Here, we've generated a map colored by region and labeled with the name of each county. We can see Dukes and Nantucket in the southeast corner, and if you zoom in, you can see that these two counties aren't touching any other counties. Upon closer inspection, Barnstable County seems like a good contender for a neighbor to both Dukes and Nantucket County; Dukes and Nantucket County are also close enough to be neighbors to each other. To rectify this, we can make some changes to our adjacency information. Let's first get a feel for which counties are associated with which indices:

```{r}
county_key <- seq_along(ma_shp$NAME)
names(county_key) <- ma_shp$NAME
county_key
```

We can see that Barnstable has an index of 1, Dukes has an index of 4, and Nantucket has an index of 10. We can use the `add_neighbors()` function to set these counties as mutual neighbors:

```{r}
ma_adj <- add_neighbors(ma_adj, c(1, 4, 10))
```

Now if we look at `ma_adj`, the message about no-link regions is gone.

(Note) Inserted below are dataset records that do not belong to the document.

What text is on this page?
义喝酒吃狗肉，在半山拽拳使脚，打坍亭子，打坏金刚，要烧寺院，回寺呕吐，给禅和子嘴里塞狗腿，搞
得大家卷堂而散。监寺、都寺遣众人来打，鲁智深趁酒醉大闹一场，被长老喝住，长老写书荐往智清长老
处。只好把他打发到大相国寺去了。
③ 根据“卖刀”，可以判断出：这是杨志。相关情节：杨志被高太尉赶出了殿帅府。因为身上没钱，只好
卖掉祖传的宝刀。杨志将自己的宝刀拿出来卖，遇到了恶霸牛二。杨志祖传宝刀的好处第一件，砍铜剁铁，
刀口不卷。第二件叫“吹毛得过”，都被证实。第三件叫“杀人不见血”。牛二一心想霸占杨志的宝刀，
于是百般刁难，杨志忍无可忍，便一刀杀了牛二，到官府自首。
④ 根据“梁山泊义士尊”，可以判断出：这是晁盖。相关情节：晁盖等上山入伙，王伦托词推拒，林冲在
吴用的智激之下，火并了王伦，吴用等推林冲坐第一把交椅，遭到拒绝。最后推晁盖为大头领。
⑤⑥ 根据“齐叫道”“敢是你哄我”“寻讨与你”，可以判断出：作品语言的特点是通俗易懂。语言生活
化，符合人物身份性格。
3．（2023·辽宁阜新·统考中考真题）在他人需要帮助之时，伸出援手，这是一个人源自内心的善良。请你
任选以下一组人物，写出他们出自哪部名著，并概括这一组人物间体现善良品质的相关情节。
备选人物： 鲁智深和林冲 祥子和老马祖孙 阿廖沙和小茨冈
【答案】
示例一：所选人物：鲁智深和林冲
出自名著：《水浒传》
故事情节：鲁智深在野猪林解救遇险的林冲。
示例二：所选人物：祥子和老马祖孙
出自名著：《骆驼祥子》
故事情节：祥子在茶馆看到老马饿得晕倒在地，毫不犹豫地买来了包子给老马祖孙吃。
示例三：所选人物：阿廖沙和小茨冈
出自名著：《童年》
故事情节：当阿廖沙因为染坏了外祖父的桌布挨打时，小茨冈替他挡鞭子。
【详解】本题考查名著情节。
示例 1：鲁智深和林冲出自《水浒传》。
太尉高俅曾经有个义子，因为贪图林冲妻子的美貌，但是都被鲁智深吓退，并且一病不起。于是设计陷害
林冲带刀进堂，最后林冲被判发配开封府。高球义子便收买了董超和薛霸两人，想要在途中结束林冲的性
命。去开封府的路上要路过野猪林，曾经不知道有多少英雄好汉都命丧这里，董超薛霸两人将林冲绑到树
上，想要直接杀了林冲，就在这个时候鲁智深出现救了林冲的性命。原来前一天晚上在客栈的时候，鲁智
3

Finally, even though we connected the two island counties to the mainland counties of MA, as long as each region has at least one neighbor, it is usable within RSTr. This means that, theoretically, we could have made just Dukes and Nantucket neighbors of each other, creating two separate islands with no related neighbors. In this case, every region on both islands still has at least one neighbor.

## Closing Thoughts

In this vignette, we used `spdep::poly2nb()` to generate our adjacency structure. We then fixed issues with counties without neighbors and applied a naming scheme to the adjacency information consistent with the `data` object created in section 2. From here, the model is ready to be run with our `data` and `adjacency` information!